Today I found out I had been turned down by the insurance company yet again because my doctor, when she filed the prior authorization form, checked a box that had nothing to do with my medication, it was a question about a pump, with a question mark.
That is exactly what was on the bullet casing of the bullet fired by Luigi Mangioni at the United executive: “Delay, Deny, Depose.”
It’s the truth.
And you know what? No one cares. There are no checks and balances. The multi billion dollar insurance company can screw around with me all it wants. It can brush me off of the cliff and into a hole I can’t climb out of.
I am an ant.
I am just collateral.
But you know what? I am a loud and bitchy and persistent little ant. And I will climb back up the cliff and scream at them in my squeaky little voice and demand my medication over and over and over and over until they are so sick of me that they fucking give in.
Or, at least that is the plan.
My stinger might not cause them any real damage but it is bound to be annoying if I sting them over and over again. And, I have learned to enlist the help of as many others as I can.
So, I may be falling off the cliff but I have sticky little legs. I can carry way more weight than I should be able to if you consider my size. And I am determined to get what I need.
I think determination is something the insurance folks are hoping is in short supply with people like me.
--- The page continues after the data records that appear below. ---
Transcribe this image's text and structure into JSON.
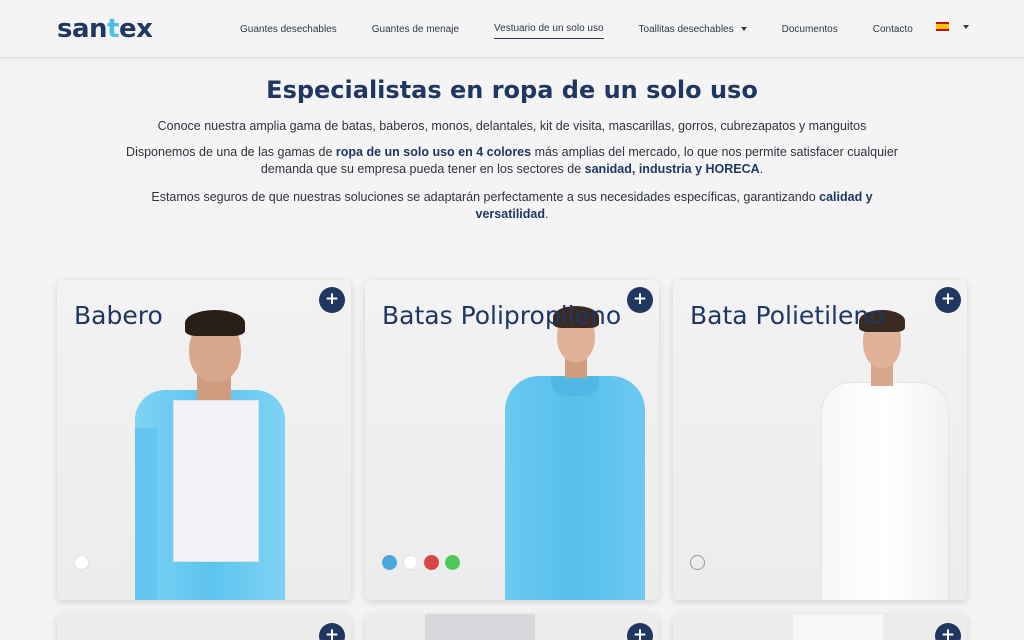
{
  "brand": {
    "logo_text_a": "san",
    "logo_text_dot": "t",
    "logo_text_b": "ex"
  },
  "nav": {
    "items": [
      {
        "label": "Guantes desechables"
      },
      {
        "label": "Guantes de menaje"
      },
      {
        "label": "Vestuario de un solo uso"
      },
      {
        "label": "Toallitas desechables"
      },
      {
        "label": "Documentos"
      },
      {
        "label": "Contacto"
      }
    ],
    "language_icon": "spain-flag-icon"
  },
  "hero": {
    "title": "Especialistas en ropa de un solo uso",
    "p1": "Conoce nuestra amplia gama de batas, baberos, monos, delantales, kit de visita, mascarillas, gorros, cubrezapatos y manguitos",
    "p2_a": "Disponemos de una de las gamas de ",
    "p2_b": "ropa de un solo uso en 4 colores",
    "p2_c": " más amplias del mercado, lo que nos permite satisfacer cualquier demanda que su empresa pueda tener en los sectores de ",
    "p2_d": "sanidad, industria y HORECA",
    "p2_e": ".",
    "p3_a": "Estamos seguros de que nuestras soluciones se adaptarán perfectamente a sus necesidades específicas, garantizando ",
    "p3_b": "calidad y versatilidad",
    "p3_c": "."
  },
  "cards": [
    {
      "title": "Babero",
      "plus": "+",
      "colors": [
        "#ffffff"
      ]
    },
    {
      "title": "Batas Polipropileno",
      "plus": "+",
      "colors": [
        "#4aa8dc",
        "#ffffff",
        "#d94444",
        "#4cc95a"
      ]
    },
    {
      "title": "Bata Polietileno",
      "plus": "+",
      "colors": [
        "outline"
      ]
    }
  ],
  "partial_cards": [
    {
      "plus": "+"
    },
    {
      "plus": "+"
    },
    {
      "plus": "+"
    }
  ],
  "colors": {
    "brand_navy": "#1f3761",
    "accent_cyan": "#4fc1e0",
    "gown_blue": "#5cc4ef"
  }
}
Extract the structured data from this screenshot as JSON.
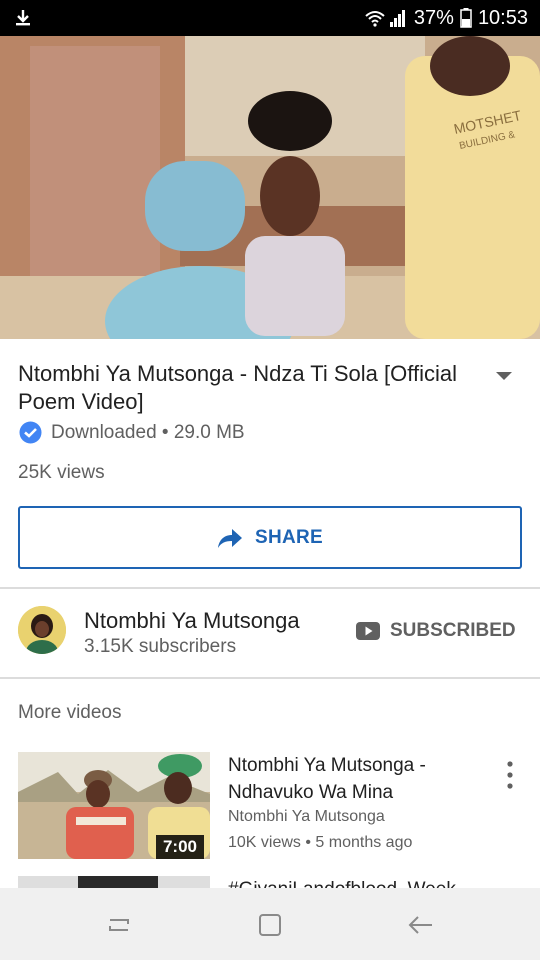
{
  "status_bar": {
    "battery": "37%",
    "time": "10:53",
    "icons": [
      "download-notification-icon",
      "wifi-icon",
      "cell-signal-icon",
      "battery-icon"
    ]
  },
  "video": {
    "title": "Ntombhi Ya Mutsonga - Ndza Ti Sola [Official Poem Video]",
    "download_status": "Downloaded • 29.0 MB",
    "views": "25K views"
  },
  "share": {
    "label": "SHARE"
  },
  "channel": {
    "name": "Ntombhi Ya Mutsonga",
    "subscribers": "3.15K subscribers",
    "subscribe_label": "SUBSCRIBED"
  },
  "more_videos": {
    "label": "More videos",
    "items": [
      {
        "title": "Ntombhi Ya Mutsonga - Ndhavuko Wa Mina",
        "channel": "Ntombhi Ya Mutsonga",
        "meta": "10K views • 5 months ago",
        "duration": "7:00"
      },
      {
        "title": "#GivaniLandofblood_Week"
      }
    ]
  },
  "colors": {
    "accent": "#1e64b4",
    "check_badge": "#4285f4",
    "secondary_text": "#606060",
    "primary_text": "#212121"
  }
}
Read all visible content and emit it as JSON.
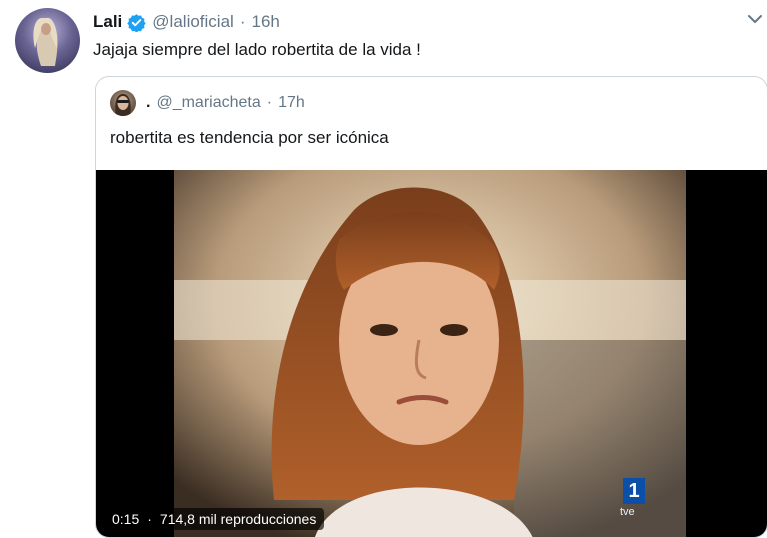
{
  "tweet": {
    "author_name": "Lali",
    "handle": "@lalioficial",
    "separator": "·",
    "time": "16h",
    "text": "Jajaja siempre del lado robertita de la vida !",
    "verified": true,
    "icons": {
      "avatar": "profile-avatar",
      "verified": "verified-badge-icon",
      "more": "chevron-down-icon"
    }
  },
  "quoted": {
    "author_name": ".",
    "handle": "@_mariacheta",
    "separator": "·",
    "time": "17h",
    "text": "robertita es tendencia por ser icónica",
    "media": {
      "type": "video",
      "time": "0:15",
      "separator": "·",
      "views": "714,8 mil reproducciones",
      "broadcaster_logo": "1",
      "broadcaster_sub": "tve"
    }
  },
  "colors": {
    "accent": "#1da1f2",
    "text": "#14171a",
    "secondary": "#657786",
    "border": "#ccd6dd"
  }
}
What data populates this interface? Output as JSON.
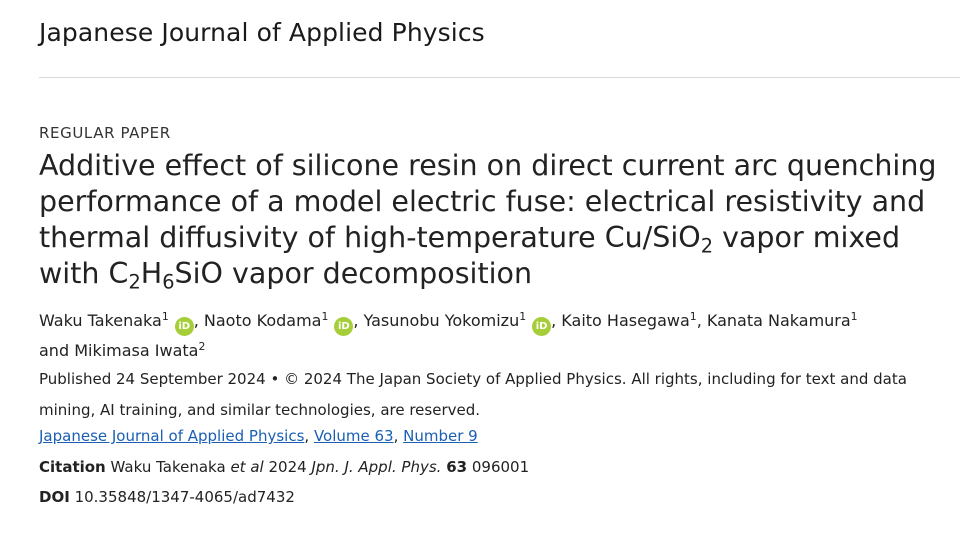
{
  "journal": {
    "name": "Japanese Journal of Applied Physics"
  },
  "article": {
    "type": "REGULAR PAPER",
    "title": {
      "part1": "Additive effect of silicone resin on direct current arc quenching performance of a model electric fuse: electrical resistivity and thermal diffusivity of high-temperature Cu/SiO",
      "sub1": "2",
      "part2": " vapor mixed with C",
      "sub2": "2",
      "part3": "H",
      "sub3": "6",
      "part4": "SiO vapor decomposition"
    },
    "authors": [
      {
        "name": "Waku Takenaka",
        "affil": "1",
        "orcid": true
      },
      {
        "name": "Naoto Kodama",
        "affil": "1",
        "orcid": true
      },
      {
        "name": "Yasunobu Yokomizu",
        "affil": "1",
        "orcid": true
      },
      {
        "name": "Kaito Hasegawa",
        "affil": "1",
        "orcid": false
      },
      {
        "name": "Kanata Nakamura",
        "affil": "1",
        "orcid": false
      },
      {
        "name": "Mikimasa Iwata",
        "affil": "2",
        "orcid": false
      }
    ],
    "authors_and": "and",
    "orcid_label": "iD",
    "published_text": "Published 24 September 2024 • © 2024 The Japan Society of Applied Physics. All rights, including for text and data mining, AI training, and similar technologies, are reserved.",
    "links": {
      "journal": "Japanese Journal of Applied Physics",
      "volume": "Volume 63",
      "number": "Number 9"
    },
    "citation": {
      "label": "Citation",
      "authors": "Waku Takenaka",
      "etal": "et al",
      "year": "2024",
      "journal_abbrev": "Jpn. J. Appl. Phys.",
      "volume": "63",
      "article_number": "096001"
    },
    "doi": {
      "label": "DOI",
      "value": "10.35848/1347-4065/ad7432"
    }
  },
  "colors": {
    "orcid_green": "#a6ce39",
    "link_blue": "#1a5fb4",
    "rule_gray": "#d9d9d9"
  }
}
I might get frustrated and cry but I don’t give up so my message to United and to those who would undermine the social net that protects the weak, the hungry and the young is, I may be small but
I sting.
Post Script:
This was written in early March. It is now mid April and today I received my first shipment of medication. I began working with United on this in late December and did not relent. I could fill pages with the obstacles and stupidity I have dealt with but in the end; I won.